Marianne Couch for Thomson Reuters writes: The Net Investment Income Tax (NIIT), the new 3.8% tax on certain net
investment income of individuals, estates and trusts that have income
above threshold amounts, is now in effect. The IRS has posted a list of FAQs, which can help answer some client questions about the NIIT, at http://www.irs.gov/uac/Newsroom/Net-Investment-Income-Tax-FAQs.
Tax counsel advice should be sought as to how the rules will impact
2013 tax liabilities of both the trust or estate and the beneficiaries.
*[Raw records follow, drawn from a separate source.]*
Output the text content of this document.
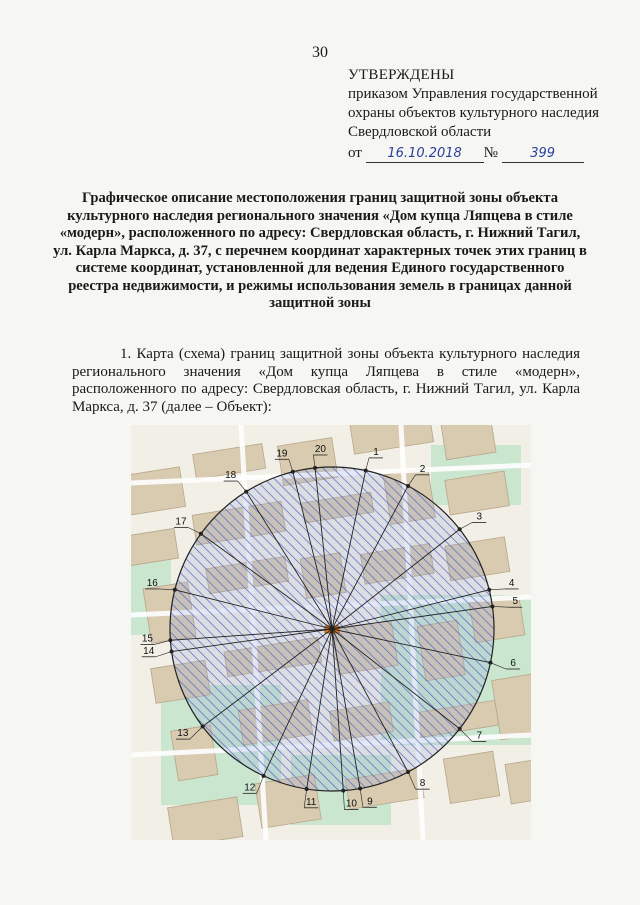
30
УТВЕРЖДЕНЫ
приказом Управления государственной
охраны объектов культурного наследия
Свердловской области
от 16.10.2018 № 399
Графическое описание местоположения границ защитной зоны объекта культурного наследия регионального значения «Дом купца Ляпцева в стиле «модерн», расположенного по адресу: Свердловская область, г. Нижний Тагил, ул. Карла Маркса, д. 37, с перечнем координат характерных точек этих границ в системе координат, установленной для ведения Единого государственного реестра недвижимости, и режимы использования земель в границах данной защитной зоны
1. Карта (схема) границ защитной зоны объекта культурного наследия регионального значения «Дом купца Ляпцева в стиле «модерн», расположенного по адресу: Свердловская область, г. Нижний Тагил, ул. Карла Маркса, д. 37 (далее – Объект):
1
2
3
4
5
6
7
8
9
10
11
12
13
14
15
16
17
18
19	20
The Net Investment Income Tax took effect on January 1, 2013,
applicable to individuals, estates and trusts for their first tax year
beginning on or after Jan. 1, 2013. It does not affect income tax
returns for the 2012 taxable year. Trusts and estates are impacted
because the NIIT applies on the lesser of undistributed net investment
income for the tax year, or the excess of the entity’s adjusted gross
income over the dollar amount at which the highest tax bracket for
estates and trusts begins for the tax year.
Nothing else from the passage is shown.